Homogeneity of 15N Labeling	Supply of Exogenous N (mg/kg)	Contribution Ratios of Available N Fractions (%)
		NH4+-N	NO3−-N	SON	MBN	HWDON
Actual (2–3% APE, day 45)	38.9	47.0	0.0	13.7	17.0	22.3
Theoretical (2.4% APE, day 48)	34.9	47.5	0.0	11.2	20.7	20.6

). The results showed that the target of the same abundant ¹⁵N-labeling for a different N fraction of the compost was achieved after approximately 45 days of incubation. At other incubation times, there was a dramatic difference in the APEs of the different N fractions, ranging from approximately 0–3.7%. Meanwhile, the APEs of the whole compost were 2.3% during the incubation. These results highlight that dissimilarities in different N fractions could generate bias in the contribution rate of the compost to plant N uptake, since we generally consider the APEs in different N fractions of compost to be homogenous and identical. In addition, we found that the time achieving the same ¹⁵N concentration in different N fractions was transient. Therefore, our results indicate that homogenous ¹⁵N-labeling in compost using exogenous N has a specific equilibrium time, and land-application should only be done when ¹⁵N concentrations reach equilibrium in different N pools.
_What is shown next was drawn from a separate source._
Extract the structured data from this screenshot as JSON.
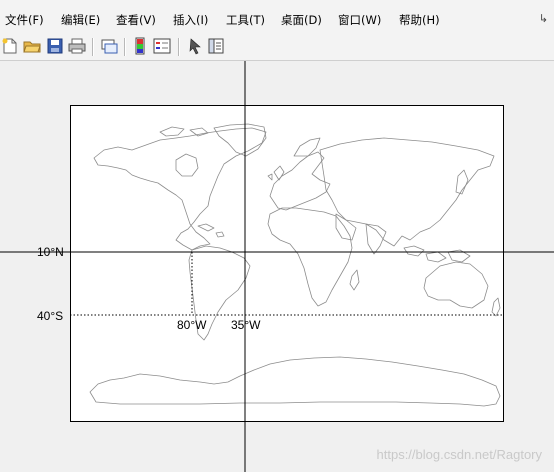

In addition, the major N supply from compost was NH₄⁺-N (47.3%), followed by HWDON (21.4%) and MBN (18.9%); N derived from microbial structures is highly effective for plants, since soil microorganisms are in places where exogenous organic matter is converted into soil organic matter. The higher contribution rate of HWDON illustrated its larger relative pool capacity of compost, but that does not mean that it was easily decomposed (Table 3) (Figure 2). It has been found that HWDON accounted for 2.6–8.7% of total soil N; however, approximately three-quarters of HWDON was relatively recalcitrant [50]. Exogenous N did not nitrify because microorganisms would consume substantial energy for this process. Therefore, the contribution rate of NO₃^–-N was very low (Table 3).

5. Conclusions

Our study clarified that the transformation of N fractions in the compost changed, e.g., NH₄⁺; they first transformed into HWDON and then into microbial biomass nitrogen or other recalcitrant nitrogen. The NH₄⁺ content continuously decreased with the incubation time, independent of the glucose addition time. A high dose of glucose (40,000 mg/kg C) input caused the available N to enter the recalcitrant pool, but it did not dramatically change the microbial biomass nitrogen. A low dose of glucose (2000 mg/kg C) tended to increase the microbial biomass nitrogen and decrease SON and NH₄⁺. Importantly, we clarified that the N-labeling effectiveness for different N fractions was not the same, and a considerable difference existed in the labeling abundance of each N fraction (0% to 3.7%), compared with the total nitrogen (2.4%). Furthermore, we found that an equal labeling time existed for the different N fractions, approximately 48 days after incubation in our study, based on the simulation. These findings indicate that the N fractions of compost, especially for organic N, could be labeled with the same ¹⁵N concentrations, under the regulation of labile carbon. More importantly, the finding of an equal labeling time provides a reference for future compost labeling traits, which are essential for evaluating the real contribution rate from exogenous N to plants and other possible soil functions.